La Forza media non c'entra con il picco.
Non esiste una relazione fisica diretta che prevede un aumento dei picchi di forza all'aumentare della cadenza, non c'è relazione.
Tutt'al più ci può essere una ricerca volontaria dell'aumento della forza "di picco" al fine di aumentare la fase di recupero mantenendo la forza media (e quindi la potenza media) sul giro.
In teoria si può applicare una Forza media di 30 kg applicando esattamente 30 kg per tutto il giro, così come si può applicare una forza di 10 kg per metà giro e una di 50 kg per l'altra metà giro, così come si può applicare una forza di 10-30-50-30 ogni quarto di giro ecc...
Se la Forza media resta costante e la cadenza pure, se aumentiamo la forza di picco non può che aumentare l'effetto "stantuffo".
Massimo
Forse bisognerebbe ragionare tenendo in considerazione non una sola gamba per volta, ma entrambe. Forse all'aumentare della cadenza la componente di resistenza passiva si riduce (quantomeno il tempo di risalita è inferiore) per motivi biomeccanici/muscolari...e "appare" così come un aumento di forza di picco, mentre in realtà la forza (utile) è uguale o minore.
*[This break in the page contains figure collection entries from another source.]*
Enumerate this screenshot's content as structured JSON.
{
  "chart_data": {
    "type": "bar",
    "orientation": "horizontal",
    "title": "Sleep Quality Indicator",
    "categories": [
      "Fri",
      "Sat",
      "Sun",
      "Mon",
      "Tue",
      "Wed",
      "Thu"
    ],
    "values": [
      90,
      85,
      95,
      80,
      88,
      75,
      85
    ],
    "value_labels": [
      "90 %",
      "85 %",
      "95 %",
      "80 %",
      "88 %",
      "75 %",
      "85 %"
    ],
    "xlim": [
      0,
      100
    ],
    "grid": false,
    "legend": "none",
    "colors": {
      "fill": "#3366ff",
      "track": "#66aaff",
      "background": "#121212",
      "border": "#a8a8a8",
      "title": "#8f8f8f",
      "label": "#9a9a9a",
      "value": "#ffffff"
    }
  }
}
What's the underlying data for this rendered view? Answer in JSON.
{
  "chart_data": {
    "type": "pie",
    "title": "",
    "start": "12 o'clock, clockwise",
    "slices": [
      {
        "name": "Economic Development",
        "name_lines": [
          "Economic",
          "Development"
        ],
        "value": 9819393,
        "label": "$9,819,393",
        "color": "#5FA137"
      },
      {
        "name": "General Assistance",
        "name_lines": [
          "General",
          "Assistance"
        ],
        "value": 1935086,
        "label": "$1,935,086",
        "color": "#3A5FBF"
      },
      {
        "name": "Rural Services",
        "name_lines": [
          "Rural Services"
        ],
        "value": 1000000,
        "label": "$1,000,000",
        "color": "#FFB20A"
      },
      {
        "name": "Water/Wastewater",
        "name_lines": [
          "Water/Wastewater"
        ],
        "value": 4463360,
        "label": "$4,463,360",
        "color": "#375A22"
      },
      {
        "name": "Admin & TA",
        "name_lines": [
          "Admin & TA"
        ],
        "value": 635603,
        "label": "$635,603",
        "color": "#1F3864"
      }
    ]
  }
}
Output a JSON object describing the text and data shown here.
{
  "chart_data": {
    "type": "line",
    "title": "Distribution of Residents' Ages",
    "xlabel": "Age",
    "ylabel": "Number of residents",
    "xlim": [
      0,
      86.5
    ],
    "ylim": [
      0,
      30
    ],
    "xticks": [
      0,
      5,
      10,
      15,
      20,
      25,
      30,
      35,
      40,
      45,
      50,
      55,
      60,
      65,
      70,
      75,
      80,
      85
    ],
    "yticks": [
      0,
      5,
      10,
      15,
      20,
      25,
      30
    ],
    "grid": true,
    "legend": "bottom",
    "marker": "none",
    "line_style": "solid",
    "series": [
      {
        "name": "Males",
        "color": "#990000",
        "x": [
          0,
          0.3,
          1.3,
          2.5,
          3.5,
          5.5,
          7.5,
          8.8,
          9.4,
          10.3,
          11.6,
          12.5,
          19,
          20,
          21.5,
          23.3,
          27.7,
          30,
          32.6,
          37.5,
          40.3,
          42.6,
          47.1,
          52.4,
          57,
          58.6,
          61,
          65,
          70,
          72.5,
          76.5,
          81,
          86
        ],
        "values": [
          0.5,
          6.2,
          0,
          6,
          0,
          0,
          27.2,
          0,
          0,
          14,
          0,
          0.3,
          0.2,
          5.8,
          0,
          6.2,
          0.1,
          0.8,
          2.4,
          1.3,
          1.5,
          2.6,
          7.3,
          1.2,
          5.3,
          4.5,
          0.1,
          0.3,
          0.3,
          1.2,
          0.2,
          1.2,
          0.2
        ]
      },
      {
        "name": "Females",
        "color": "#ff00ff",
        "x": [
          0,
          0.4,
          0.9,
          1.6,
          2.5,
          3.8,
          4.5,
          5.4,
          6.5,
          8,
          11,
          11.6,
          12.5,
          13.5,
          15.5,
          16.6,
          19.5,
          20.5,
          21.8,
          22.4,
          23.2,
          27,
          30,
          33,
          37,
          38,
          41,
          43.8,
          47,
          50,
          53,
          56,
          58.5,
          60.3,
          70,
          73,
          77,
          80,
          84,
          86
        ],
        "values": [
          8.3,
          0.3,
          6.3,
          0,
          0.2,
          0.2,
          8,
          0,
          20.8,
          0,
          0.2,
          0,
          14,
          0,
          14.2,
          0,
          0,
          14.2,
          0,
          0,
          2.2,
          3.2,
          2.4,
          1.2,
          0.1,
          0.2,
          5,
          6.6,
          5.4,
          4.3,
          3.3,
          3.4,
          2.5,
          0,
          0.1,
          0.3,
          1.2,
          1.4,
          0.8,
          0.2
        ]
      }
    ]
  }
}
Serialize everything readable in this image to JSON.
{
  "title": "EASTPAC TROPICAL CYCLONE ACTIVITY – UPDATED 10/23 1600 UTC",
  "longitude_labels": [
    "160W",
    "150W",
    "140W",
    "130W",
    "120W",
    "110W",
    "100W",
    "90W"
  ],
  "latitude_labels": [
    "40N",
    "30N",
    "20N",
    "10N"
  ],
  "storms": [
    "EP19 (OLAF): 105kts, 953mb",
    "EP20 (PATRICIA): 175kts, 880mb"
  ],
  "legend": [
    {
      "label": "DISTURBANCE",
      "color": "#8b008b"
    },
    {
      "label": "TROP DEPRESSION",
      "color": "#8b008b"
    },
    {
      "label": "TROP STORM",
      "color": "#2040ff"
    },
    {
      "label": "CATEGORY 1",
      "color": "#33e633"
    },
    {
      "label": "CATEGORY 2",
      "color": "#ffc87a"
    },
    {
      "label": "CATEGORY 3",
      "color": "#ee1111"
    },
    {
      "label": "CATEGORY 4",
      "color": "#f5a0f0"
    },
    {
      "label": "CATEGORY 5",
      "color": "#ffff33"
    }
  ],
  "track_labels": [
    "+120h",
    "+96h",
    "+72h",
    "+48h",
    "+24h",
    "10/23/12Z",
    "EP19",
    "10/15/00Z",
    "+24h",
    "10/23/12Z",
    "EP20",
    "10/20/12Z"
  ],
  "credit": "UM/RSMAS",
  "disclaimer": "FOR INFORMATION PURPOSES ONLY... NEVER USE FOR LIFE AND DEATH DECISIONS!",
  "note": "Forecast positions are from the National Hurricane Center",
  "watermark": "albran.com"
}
Non ci stò a considerare l'aumento di cadenza raggiunto (per il quale ho lavorato 2 anni) un instantuffimento della mia pedalata :(
sul fatto alte RPM ed efficenza pedalata, vorrei esporvi la mia esperienza.
Inizio stagione ero molto arrugginito, le RPM in salita erano intorno alle 80, ora dopo aver focalizzato l'allenamento grazie ad un training "evoluto", in salita mantengo le 90RPM ad alte potenze, riesco a tenere potenze relativamente elevate per più tempo e potendo ripetere la prestazione per più volte a seduta. Esempio le ripetute in Z5, dove salgo a pù di 90rpm e riesco a completare tali lavori con relativa "facilità", se dovessi tenere le stesse potenze con RPM minori, sono certo che dopo poche serie sarei a terra.
Nell'efficenza di pedalata, posso dire che personalmente alleno anche la componente "tirare" con i pedali; trovo molto utile questa cosa in corsa, a vlte rispondo a delle variazioni di ritmo NON SPINGENDO, ma TIRANDO con le gambe (ovvero la fase attiva della pedalata è invertita...non so se mi spiego), questo a sensazione mi consente di recuperare meglio i quadricipidi per sostenere sforzi maggiori in SPINTA quando serve, cosa ne pensate?
ps: interesante questa discussione che si sta animando!
Mi ci sono allenato con strumenti appositi a rendere attiva (o quantomeno non passiva) la fase di risalita.... e se riesci a concentrarti vedrai vantaggi anche in salita ad usare entrambe le gambe contemporaneamente...(il problema è che..il VO2max è un valore ..difficilmente modificabile
mi sembra che la tendenza di ottimizzazione sia proprio l'opposto cioà non utilizzare la fase di recupero ma massimizzare quella di spinta...io con il PT ho notato le stesse tue considerazioni e cioè che andare a 90 e passa pedalate al minuto quando sviluppo potenze superiori ai 400 watt mi permette di salvare meglio la gamba per le ripetute successive...e confemro che ad inizio stagione la tendenza è quella di sviluppare potenze elevate con rpm più basse a mano amano che si procede nei mesi estivi tendo ad aumentare la cadenza e diminuire la forza.
ad essere sincero non ho ancora capito esattamente la mia rpm ottimale ma ritengo quando sviluppo in soglia i miei 300 watt sia intorno alle 80/85
Si ma se nella fase di recupero la gamba dorme...sai quanto pesa una gamba???